Can Language Models Go Beyond Coding? Assessing the Capability of Language Models to Build Real-World Systems
Chenyu Zhao, Shenglin Zhang, Zeshun Huang, Weilin Jin, Yongqian Sun, Dan Pei, Chaoyun Zhang, Qingwei Lin, Chetan Bansal, Saravan Rajmohan, Minghua Ma
TL;DR
Can Language Models Go Beyond Coding? presents Build-bench, the first executable, architecture-aware benchmark for evaluating whether LLMs can diagnose, repair, and verify software build failures during cross-ISA migration. By coupling real build environments (OBS) with an iterative, tool-augmented repair loop mediated by MCP, the study assesses six LLMs across 268 real-world failures from x86_64 to aarch64 and back, revealing that iterative feedback substantially improves repair success while long build logs and multi-file dependencies remain key bottlenecks. GPT-5 leads in forward repairs with a peak around 63.19% and demonstrates how tool orchestration and fine-grained prompts influence outcomes, though overall robustness across architectures is still limited.
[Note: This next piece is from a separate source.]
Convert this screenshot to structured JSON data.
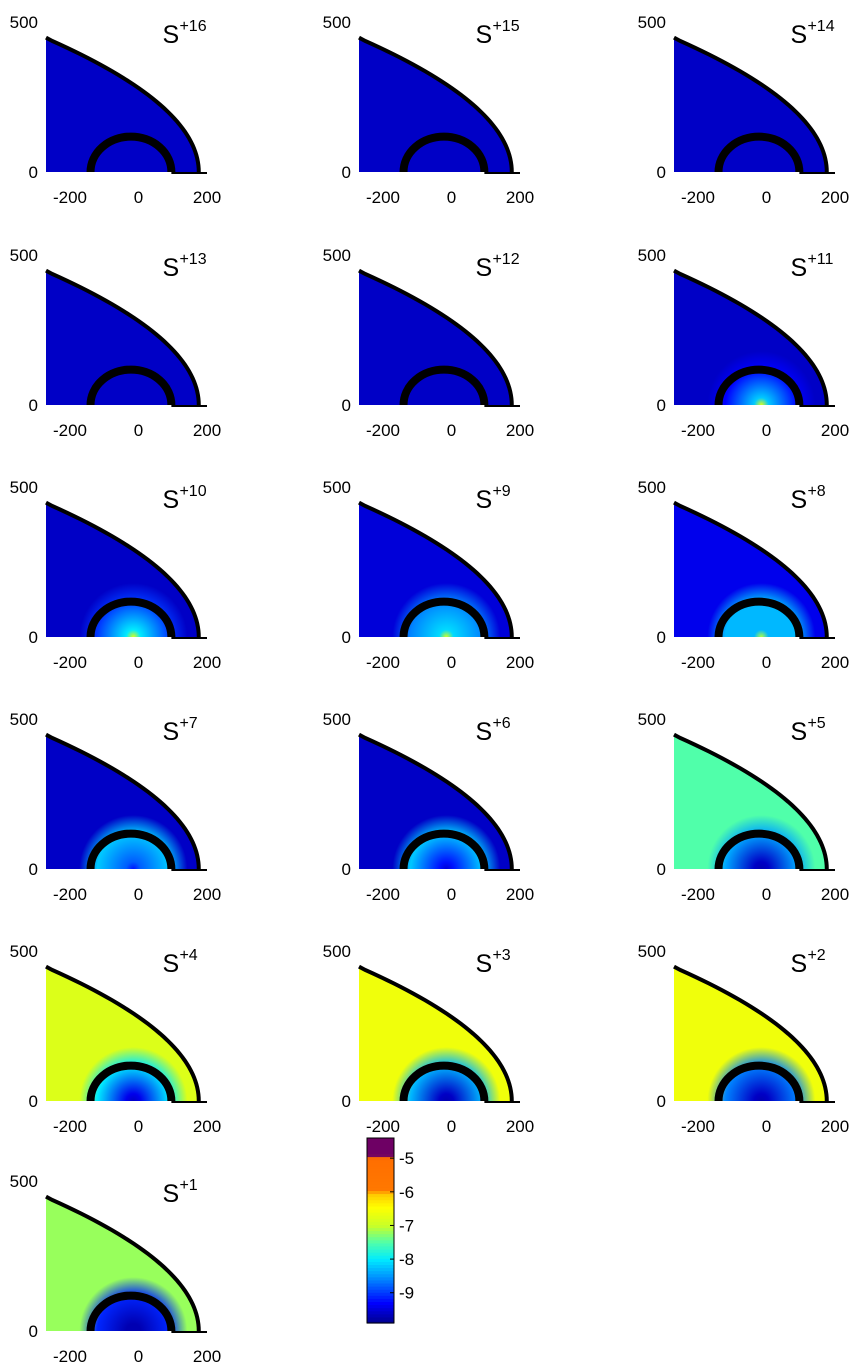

The work delivers a practical framework and quantitative baselines to guide future research on LLM-assisted cross-architecture software maintenance and automated build repair.
Abstract
Large language models (LLMs) have shown growing potential in software engineering, yet few benchmarks evaluate their ability to repair software during migration across instruction set architectures (ISAs). Cross-ISA migration, such as between x86_64 and aarch64, requires handling complex dependencies, heterogeneous toolchains, and long build logs while ensuring executable verification. To address this challenge, we present Build-bench, an end-to-end benchmark that systematically evaluates the capability of LLMs to repair build failures in cross-ISA settings. Build-bench collects 268 real-world failed packages and integrates auxiliary tools including Structure Extraction, File Content Extraction, Content Modification, and Build Verification to support autonomous, tool-augmented reasoning. The repair process operates in an iterative loop where, upon failure, the model receives updated build logs and previous repair outcomes to refine subsequent attempts. Through a comparative evaluation of six representative LLMs, Build-bench reveals that current models achieve a maximum build success rate of 63% and tool usage patterns differ significantly across models. By coupling real build environments with verifiable outcomes, Build-bench establishes the first architecture-aware benchmark for studying LLM-based software build and repair.